Sendo assim, e não havendo substrato jurídico permissivo, incabível a devolução do imposto retido diretamente pela Fazenda Nacional, adstrita que está ao Princípio da Legalidade Administrativa, tão caro à Constituição da República.
Hipoteticamente, ainda que houvesse diploma legal autorizador – ou determinação judicial expressa em tal sentido – de imediata restituição do imposto descontado, pela Fazenda Nacional, tal conduta teria o condão de gerar prejuízo irreparável aos interesses da coletividade, lesando o Erário. Explica-se. É que, em tal caso, poderia haver duplicidade do valor restituído: primeiramente com a emissão da ordem bancária e, uma segunda vez, com o processamento da Declaração Anual de Ajuste do contribuinte – já que, tendo a fonte pagadora informado o desconto do imposto efetivamente realizado, através da DIRF, o contribuinte poderia requerer nova devolução por ocasião do ajuste.
3. CONCLUSÃO:
A inexorável conclusão a que nos levam a situação e os fundamentos jurídicos apresentados é a de que a União não pode ser compelida a cumprir ordem judicial de abstenção de retenção de tributos na fonte quando não for a fonte pagadora do contribuinte insurgente.

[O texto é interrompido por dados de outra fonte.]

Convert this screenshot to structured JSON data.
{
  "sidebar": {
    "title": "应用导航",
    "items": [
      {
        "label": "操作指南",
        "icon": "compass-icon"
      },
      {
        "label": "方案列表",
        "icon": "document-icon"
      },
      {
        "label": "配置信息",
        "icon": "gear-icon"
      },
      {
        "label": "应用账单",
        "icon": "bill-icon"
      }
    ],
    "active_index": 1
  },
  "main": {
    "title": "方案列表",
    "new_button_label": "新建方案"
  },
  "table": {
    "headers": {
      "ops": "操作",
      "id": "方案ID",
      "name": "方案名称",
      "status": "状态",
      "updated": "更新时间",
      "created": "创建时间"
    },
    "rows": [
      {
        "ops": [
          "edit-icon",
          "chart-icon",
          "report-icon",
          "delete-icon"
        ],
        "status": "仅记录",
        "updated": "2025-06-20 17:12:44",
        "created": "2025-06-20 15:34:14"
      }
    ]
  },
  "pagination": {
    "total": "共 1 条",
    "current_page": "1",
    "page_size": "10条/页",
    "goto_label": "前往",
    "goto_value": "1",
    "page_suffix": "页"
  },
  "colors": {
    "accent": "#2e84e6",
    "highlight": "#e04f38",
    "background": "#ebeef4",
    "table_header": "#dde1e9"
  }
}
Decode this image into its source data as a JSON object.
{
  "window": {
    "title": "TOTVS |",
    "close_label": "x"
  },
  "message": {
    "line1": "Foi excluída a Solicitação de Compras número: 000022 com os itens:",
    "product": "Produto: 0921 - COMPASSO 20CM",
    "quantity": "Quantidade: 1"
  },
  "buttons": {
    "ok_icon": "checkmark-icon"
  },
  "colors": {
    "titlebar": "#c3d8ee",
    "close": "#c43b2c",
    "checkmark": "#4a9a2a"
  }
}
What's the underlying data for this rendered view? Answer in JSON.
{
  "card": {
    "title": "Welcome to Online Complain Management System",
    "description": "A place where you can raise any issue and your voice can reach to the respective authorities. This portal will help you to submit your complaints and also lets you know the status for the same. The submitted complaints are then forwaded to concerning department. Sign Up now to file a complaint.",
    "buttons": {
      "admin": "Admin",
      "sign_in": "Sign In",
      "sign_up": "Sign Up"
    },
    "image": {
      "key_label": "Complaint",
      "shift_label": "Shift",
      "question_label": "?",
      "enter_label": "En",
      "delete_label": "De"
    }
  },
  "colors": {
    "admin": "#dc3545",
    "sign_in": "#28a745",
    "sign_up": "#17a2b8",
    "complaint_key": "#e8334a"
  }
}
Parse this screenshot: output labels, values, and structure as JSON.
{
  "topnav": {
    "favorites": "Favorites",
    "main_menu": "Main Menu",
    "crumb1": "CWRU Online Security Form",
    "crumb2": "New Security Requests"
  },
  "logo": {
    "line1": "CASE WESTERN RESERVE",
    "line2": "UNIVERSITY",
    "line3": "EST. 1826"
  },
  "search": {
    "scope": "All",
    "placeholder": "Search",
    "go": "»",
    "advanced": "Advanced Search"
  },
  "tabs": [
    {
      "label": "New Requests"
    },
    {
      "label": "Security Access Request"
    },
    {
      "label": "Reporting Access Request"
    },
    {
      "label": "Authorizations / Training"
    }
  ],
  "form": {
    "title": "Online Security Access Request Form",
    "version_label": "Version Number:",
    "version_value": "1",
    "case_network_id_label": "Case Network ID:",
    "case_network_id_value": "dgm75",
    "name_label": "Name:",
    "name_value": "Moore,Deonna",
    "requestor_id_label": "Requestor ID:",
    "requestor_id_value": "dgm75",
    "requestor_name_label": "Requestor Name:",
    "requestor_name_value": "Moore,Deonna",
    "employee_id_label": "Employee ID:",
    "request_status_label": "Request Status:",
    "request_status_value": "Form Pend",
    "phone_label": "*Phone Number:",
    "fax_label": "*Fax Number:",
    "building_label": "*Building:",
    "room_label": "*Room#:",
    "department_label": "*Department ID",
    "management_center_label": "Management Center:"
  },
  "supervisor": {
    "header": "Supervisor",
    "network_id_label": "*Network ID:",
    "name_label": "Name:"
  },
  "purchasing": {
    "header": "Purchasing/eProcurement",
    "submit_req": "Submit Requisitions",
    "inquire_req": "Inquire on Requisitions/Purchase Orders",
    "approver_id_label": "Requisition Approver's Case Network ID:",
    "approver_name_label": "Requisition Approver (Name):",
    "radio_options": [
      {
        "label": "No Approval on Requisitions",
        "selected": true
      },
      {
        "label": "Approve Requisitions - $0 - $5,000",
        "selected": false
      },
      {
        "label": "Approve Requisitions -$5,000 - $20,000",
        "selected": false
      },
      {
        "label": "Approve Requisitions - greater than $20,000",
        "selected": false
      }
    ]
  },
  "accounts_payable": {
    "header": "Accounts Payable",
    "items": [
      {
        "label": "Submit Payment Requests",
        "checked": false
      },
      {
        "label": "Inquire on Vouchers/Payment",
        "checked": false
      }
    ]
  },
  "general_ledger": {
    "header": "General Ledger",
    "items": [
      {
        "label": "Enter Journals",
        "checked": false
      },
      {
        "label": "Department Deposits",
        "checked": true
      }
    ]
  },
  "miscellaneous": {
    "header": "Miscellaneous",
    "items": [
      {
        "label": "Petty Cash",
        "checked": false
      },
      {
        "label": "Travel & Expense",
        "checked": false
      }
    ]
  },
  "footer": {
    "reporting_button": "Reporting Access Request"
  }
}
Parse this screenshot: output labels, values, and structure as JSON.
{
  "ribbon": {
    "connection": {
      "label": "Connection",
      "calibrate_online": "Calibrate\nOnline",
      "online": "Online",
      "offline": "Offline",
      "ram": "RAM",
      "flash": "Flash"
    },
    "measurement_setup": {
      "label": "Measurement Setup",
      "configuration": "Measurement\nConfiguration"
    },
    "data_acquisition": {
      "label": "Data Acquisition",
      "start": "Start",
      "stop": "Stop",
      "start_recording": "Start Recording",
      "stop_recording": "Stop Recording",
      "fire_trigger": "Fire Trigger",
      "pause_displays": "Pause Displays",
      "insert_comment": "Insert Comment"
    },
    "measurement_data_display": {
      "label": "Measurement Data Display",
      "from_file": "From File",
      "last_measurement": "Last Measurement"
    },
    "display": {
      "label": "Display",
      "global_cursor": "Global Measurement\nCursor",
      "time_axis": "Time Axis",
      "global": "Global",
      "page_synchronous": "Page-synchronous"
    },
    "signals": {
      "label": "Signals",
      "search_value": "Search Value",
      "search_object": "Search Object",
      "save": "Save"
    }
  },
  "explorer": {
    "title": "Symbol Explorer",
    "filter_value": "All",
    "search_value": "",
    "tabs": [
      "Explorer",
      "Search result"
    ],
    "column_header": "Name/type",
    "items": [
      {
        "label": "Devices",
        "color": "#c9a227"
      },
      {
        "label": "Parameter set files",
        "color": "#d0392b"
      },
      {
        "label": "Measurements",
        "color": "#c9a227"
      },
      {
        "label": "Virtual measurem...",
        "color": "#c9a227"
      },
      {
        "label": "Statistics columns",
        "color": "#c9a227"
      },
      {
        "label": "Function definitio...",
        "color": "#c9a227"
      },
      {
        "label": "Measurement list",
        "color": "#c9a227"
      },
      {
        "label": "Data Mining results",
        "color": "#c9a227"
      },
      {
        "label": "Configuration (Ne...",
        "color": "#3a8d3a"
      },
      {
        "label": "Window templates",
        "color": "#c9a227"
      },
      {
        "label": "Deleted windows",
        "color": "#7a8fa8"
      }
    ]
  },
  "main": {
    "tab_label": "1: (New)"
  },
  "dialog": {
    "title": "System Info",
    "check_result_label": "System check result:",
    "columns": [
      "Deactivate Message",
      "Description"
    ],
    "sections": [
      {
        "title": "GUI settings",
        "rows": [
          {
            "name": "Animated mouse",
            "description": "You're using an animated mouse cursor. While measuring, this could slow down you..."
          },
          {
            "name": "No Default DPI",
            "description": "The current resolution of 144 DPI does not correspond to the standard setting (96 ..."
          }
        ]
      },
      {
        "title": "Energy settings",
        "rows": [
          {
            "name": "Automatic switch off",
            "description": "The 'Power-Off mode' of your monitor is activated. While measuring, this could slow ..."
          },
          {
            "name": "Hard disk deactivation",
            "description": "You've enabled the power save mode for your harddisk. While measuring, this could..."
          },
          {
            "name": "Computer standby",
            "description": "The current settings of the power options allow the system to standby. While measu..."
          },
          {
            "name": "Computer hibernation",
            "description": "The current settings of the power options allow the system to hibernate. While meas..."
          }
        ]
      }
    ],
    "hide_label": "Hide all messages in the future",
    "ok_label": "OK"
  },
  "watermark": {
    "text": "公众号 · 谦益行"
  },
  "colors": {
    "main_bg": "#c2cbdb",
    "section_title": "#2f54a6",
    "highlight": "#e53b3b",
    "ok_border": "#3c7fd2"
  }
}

É dever do Judiciário notificar a fonte pagadora para implementar, na prática, os comandos decisórios de cessação de descontos, não podendo ser a Fazenda Pública responsabilizada pela inobservância de medida que só a outrem caberia cumprir.
BIBLIOGRAFIA:
MACHADO SEGUNDO, Hugo de Brito. Processo Tributário. 5ª edição. São Paulo: Atlas, 2010.
MACHADO, Hugo de Brito. Curso de Direito Tributário. 31ª edição. São Paulo: Malheiros, 2010.
PAULSEN, Leandro. Direito Tributário: Constituição e Código Tributário à Luz da Doutrina e da Jurisprudência. 9ª edição. Porto Alegre: Livraria do Advogado, 2007.
SABBAG, Eduardo. Manual de Direito Tributário. 2ª edição. São Paulo: Saraiva, 2010.
Nota
1 PAULSEN, Leandro. Direito Tributário: Constituição e Código Tributário à Luz da Doutrina e da Jurisprudência. 9ª edição. Porto Alegre: Livraria do Advogado, 2007. p. 702.